We'll be keeping close tabs on him, giving him lots of love and waiting to see what he's decided.
After Dingo's recent visit to the vet, part of taking care of his current health problems is protecting his skin from abrasion. He has four wounds on his back, sized between a nickle and a silver dollar, caused by thinning of his skin from the Prednisone. His doctor had to shave the fur around each to make sure all were free from infection, leaving him looking as if he had a bad body waxing.
So I made a trip to Target to pick up some tank tops (turns out his a boys size Medium), figuring they would both protect the wounds from further damage, and also keep him from scaring the neighborhood when we go out for walks.
Dingo of course takes it all in stride. We've got him on internal and spray on antibiotics and everything is healing up nicely.
Hello all, This is Mark, Dingo's dad. As Dingo mentioned in his post yesterday, the last month and a half had been pretty good until the dip in his health this past Friday. He's back up on his paws now, which we of course are thrilled about and calling him a 'Superdog' is an understatement. Twice now Dingo's health has dropped to such low levels that his vet had recommended we prepare ourselves to say goodbye. Both times we began the grieving process only to have this wonder dog turn his health around with a strong will to live, as if to tell his body "Not just yet". It's so hard to describe the pain and shock of watching Dingo fade to a ghost of himself in less than twelve hours, wandering around in a fog and barely able to move, to being full of life with that 'spark' in his eyes after receiving intravenous fluids. I really take great inspiration in watching him fight his cancer and take on his illness in his own way.

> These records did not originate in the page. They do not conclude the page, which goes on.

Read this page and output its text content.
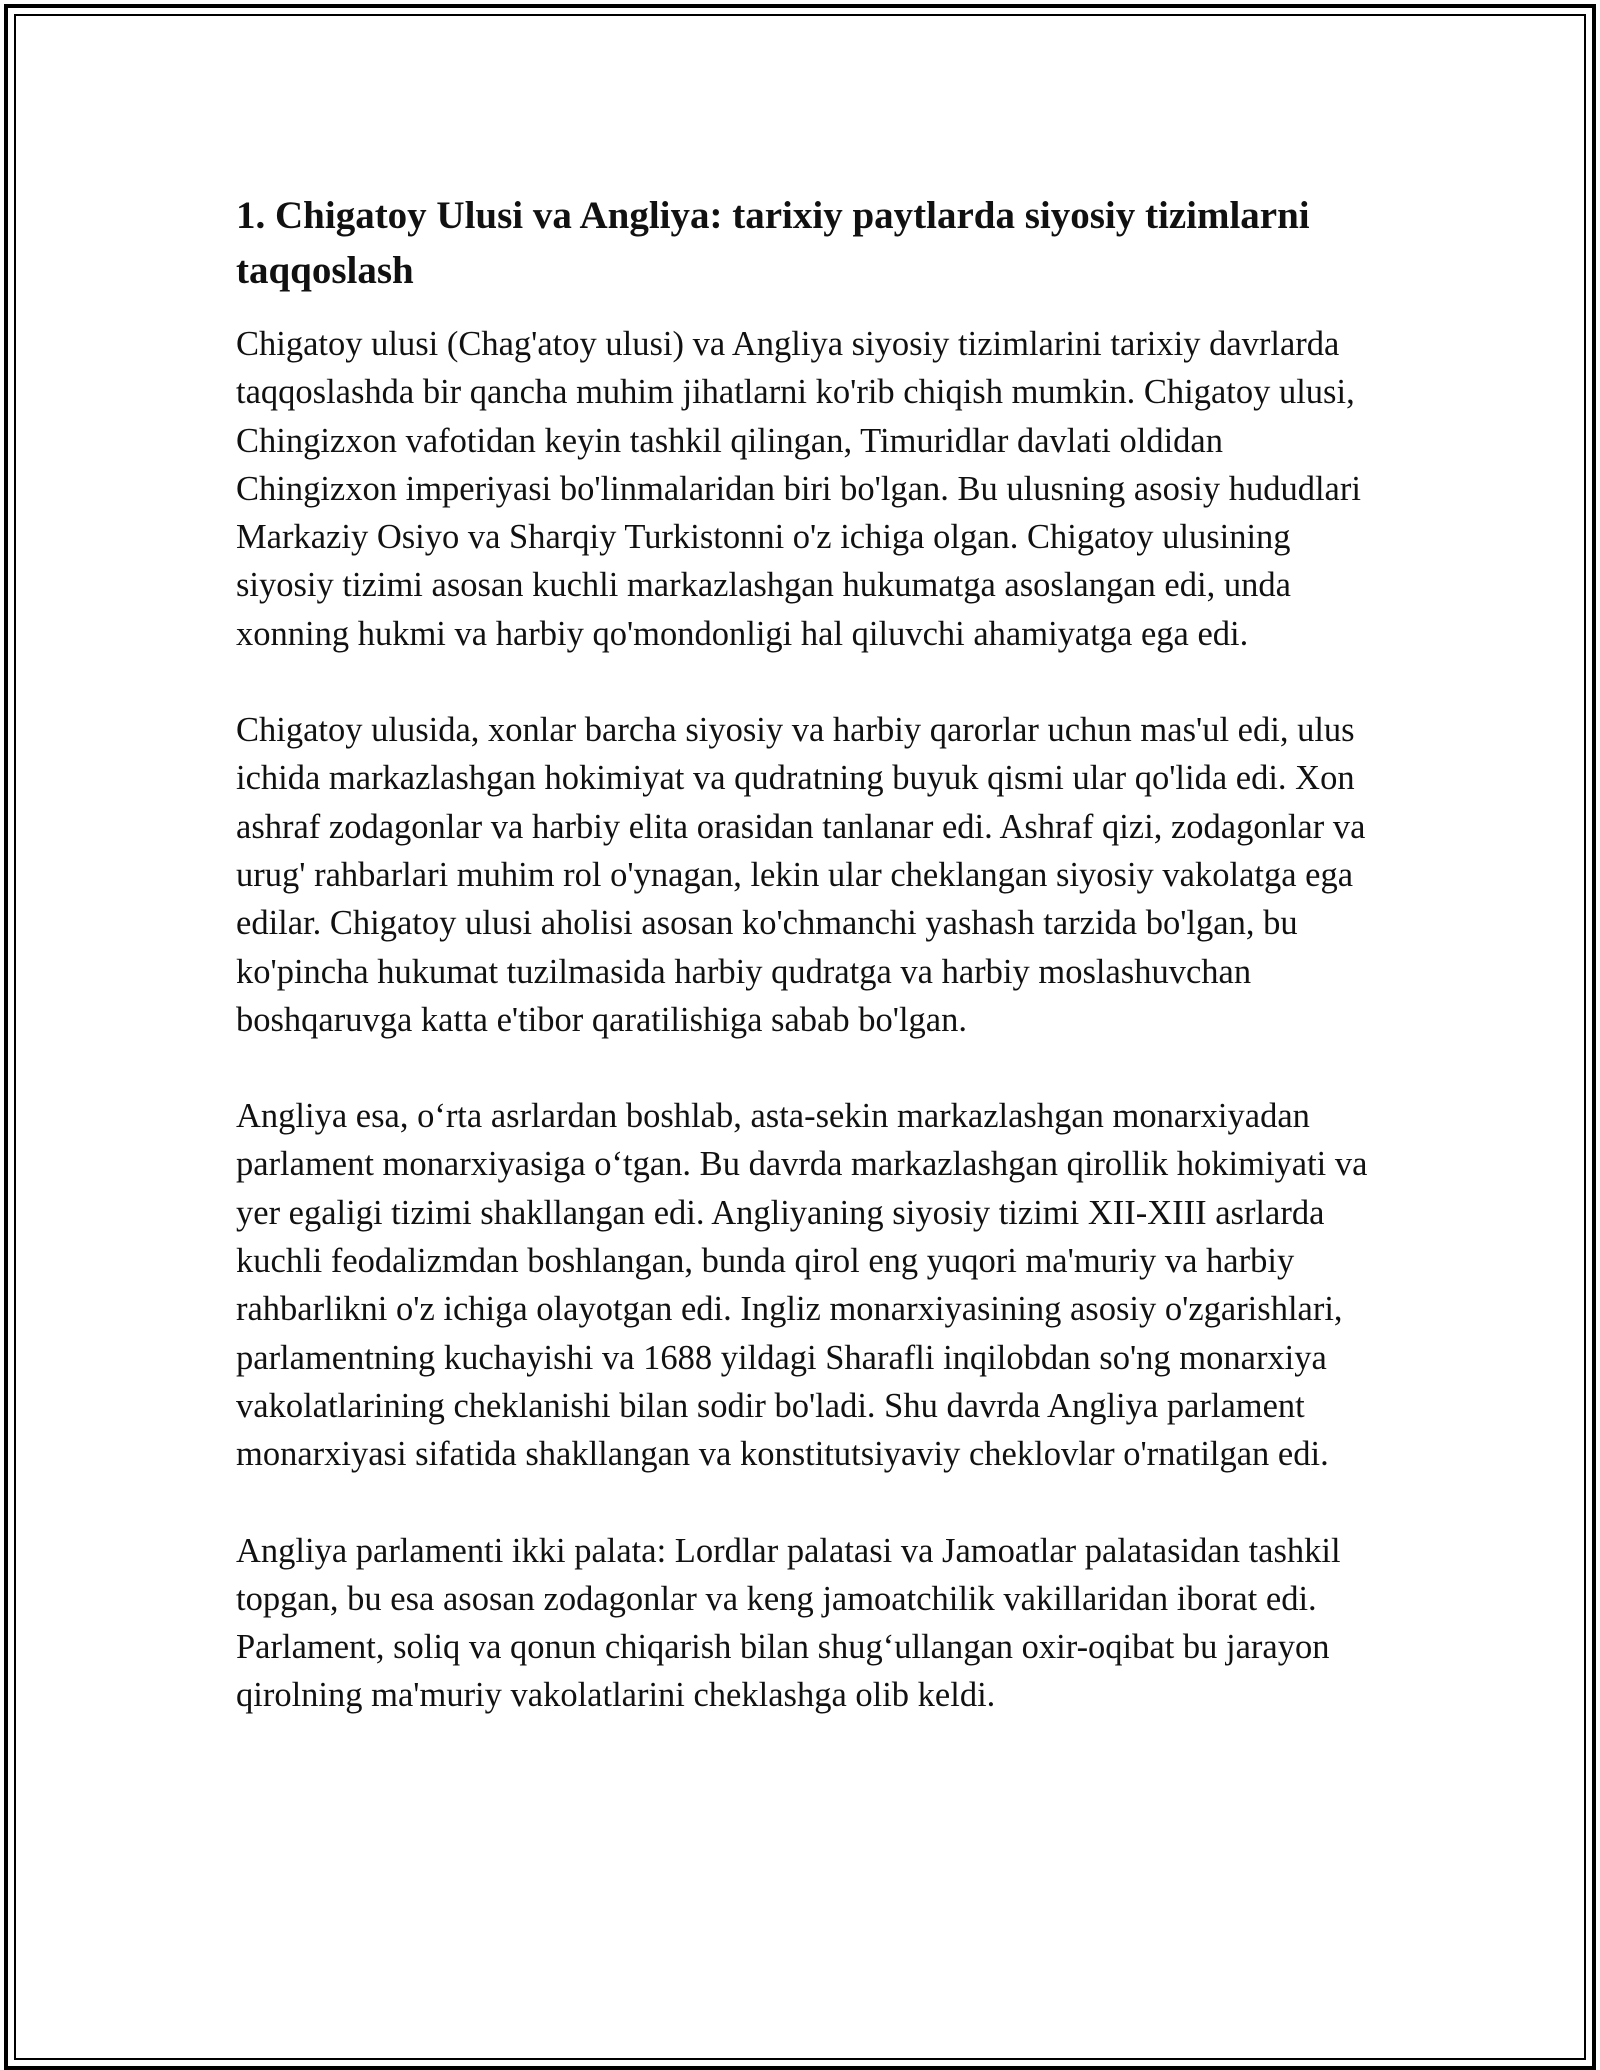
1. Chigatoy Ulusi va Angliya: tarixiy paytlarda siyosiy tizimlarni taqqoslash

Chigatoy ulusi (Chag'atoy ulusi) va Angliya siyosiy tizimlarini tarixiy davrlarda taqqoslashda bir qancha muhim jihatlarni ko'rib chiqish mumkin. Chigatoy ulusi, Chingizxon vafotidan keyin tashkil qilingan, Timuridlar davlati oldidan Chingizxon imperiyasi bo'linmalaridan biri bo'lgan. Bu ulusning asosiy hududlari Markaziy Osiyo va Sharqiy Turkistonni o'z ichiga olgan. Chigatoy ulusining siyosiy tizimi asosan kuchli markazlashgan hukumatga asoslangan edi, unda xonning hukmi va harbiy qo'mondonligi hal qiluvchi ahamiyatga ega edi.

Chigatoy ulusida, xonlar barcha siyosiy va harbiy qarorlar uchun mas'ul edi, ulus ichida markazlashgan hokimiyat va qudratning buyuk qismi ular qo'lida edi. Xon ashraf zodagonlar va harbiy elita orasidan tanlanar edi. Ashraf qizi, zodagonlar va urug' rahbarlari muhim rol o'ynagan, lekin ular cheklangan siyosiy vakolatga ega edilar. Chigatoy ulusi aholisi asosan ko'chmanchi yashash tarzida bo'lgan, bu ko'pincha hukumat tuzilmasida harbiy qudratga va harbiy moslashuvchan boshqaruvga katta e'tibor qaratilishiga sabab bo'lgan.

Angliya esa, o‘rta asrlardan boshlab, asta-sekin markazlashgan monarxiyadan parlament monarxiyasiga o‘tgan. Bu davrda markazlashgan qirollik hokimiyati va yer egaligi tizimi shakllangan edi. Angliyaning siyosiy tizimi XII-XIII asrlarda kuchli feodalizmdan boshlangan, bunda qirol eng yuqori ma'muriy va harbiy rahbarlikni o'z ichiga olayotgan edi. Ingliz monarxiyasining asosiy o'zgarishlari, parlamentning kuchayishi va 1688 yildagi Sharafli inqilobdan so'ng monarxiya vakolatlarining cheklanishi bilan sodir bo'ladi. Shu davrda Angliya parlament monarxiyasi sifatida shakllangan va konstitutsiyaviy cheklovlar o'rnatilgan edi.

Angliya parlamenti ikki palata: Lordlar palatasi va Jamoatlar palatasidan tashkil topgan, bu esa asosan zodagonlar va keng jamoatchilik vakillaridan iborat edi. Parlament, soliq va qonun chiqarish bilan shug‘ullangan oxir-oqibat bu jarayon qirolning ma'muriy vakolatlarini cheklashga olib keldi.
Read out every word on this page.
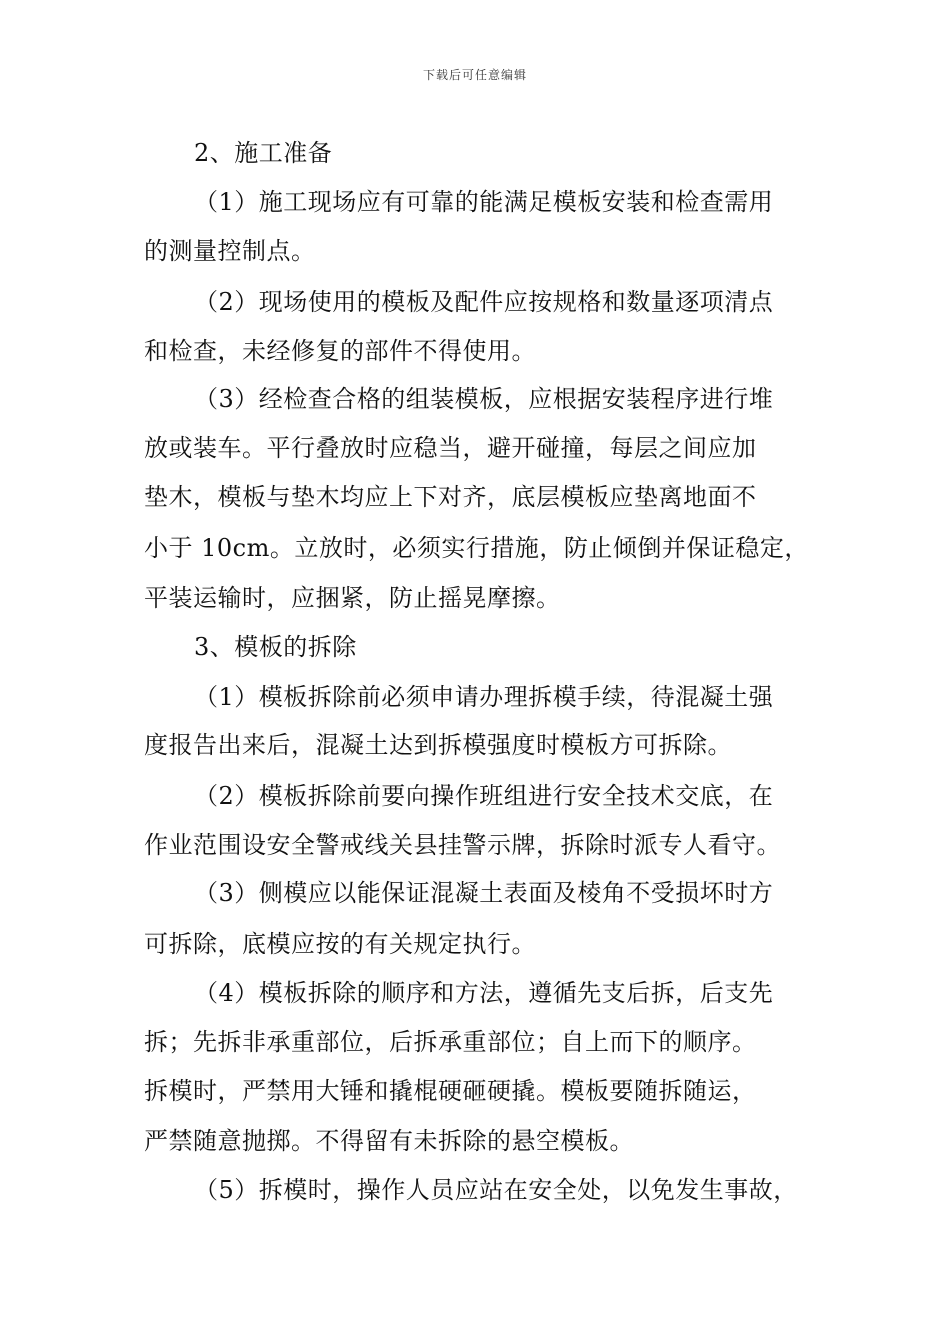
下载后可任意编辑
2、施工准备
（1）施工现场应有可靠的能满足模板安装和检查需用
的测量控制点。
（2）现场使用的模板及配件应按规格和数量逐项清点
和检查，未经修复的部件不得使用。
（3）经检查合格的组装模板，应根据安装程序进行堆
放或装车。平行叠放时应稳当，避开碰撞，每层之间应加
垫木，模板与垫木均应上下对齐，底层模板应垫离地面不
小于 10cm。立放时，必须实行措施，防止倾倒并保证稳定，
平装运输时，应捆紧，防止摇晃摩擦。
3、模板的拆除
（1）模板拆除前必须申请办理拆模手续，待混凝土强
度报告出来后，混凝土达到拆模强度时模板方可拆除。
（2）模板拆除前要向操作班组进行安全技术交底，在
作业范围设安全警戒线关县挂警示牌，拆除时派专人看守。
（3）侧模应以能保证混凝土表面及棱角不受损坏时方
可拆除，底模应按的有关规定执行。
（4）模板拆除的顺序和方法，遵循先支后拆，后支先
拆；先拆非承重部位，后拆承重部位；自上而下的顺序。
拆模时，严禁用大锤和撬棍硬砸硬撬。模板要随拆随运，
严禁随意抛掷。不得留有未拆除的悬空模板。
（5）拆模时，操作人员应站在安全处，以免发生事故，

After this latest scare, I've been trying to keep him as active as possible. I believe that if his mind and body are stimulated with activity it can help distract him from how he may be feeling. Nothing's worse than just watching him lay there in a funk, knowing that he's not understanding why he doesn't feel well. However, I would never pressure him into being active if he wasn't up to it. Dingo has a very defined way of communicating with us, and if he wants to go for a walk or a ride in the car, he'll definitely keep at you until you give in. This past Saturday when he gave me that 'IT'S TIME TO GO' look, I figured I'd treat him to a trip to his favorite off-leash park and then the beach.
I get so much joy from simply watching him run around and explore, especially at the beach when he goes into a state of ecstasy just feeling the sand beneath his paws.
As much as we are encouraged by Dingo's will to live, and we try to stay hopeful, there are still new things that seem to pop up almost weekly that challenge him in minor ways. The latest are side effects related to his daily dosage of Prednisone, which he needs to take to keep his appetite up.
The first side effect is what I can only guess must be 'cotton mouth'. Even though Dingo drinks plenty of water, he's quite often licking his chops for minutes on end as if he's dehydrated and his mouth is dry.
The second side effect is more heartbreaking. Prednisone can make the skin very week and susceptible to abrasion, and Dingo has been getting common surface wounds that eventually scab over. Unfortunately once the scabs heal and fall off, the fur that was there goes with it, leaving him with coin sized bald spots all over his body. Fortunately, they don't seem to cause Dingo any pain or discomfort, as he's never tried to lick or scratch them, its more a cosmetic issue. Antibiotics help temporarily, and we're trying Neosporin now at the suggestion of his vet to see if that helps.
Will keep you posted on how this treatment develops.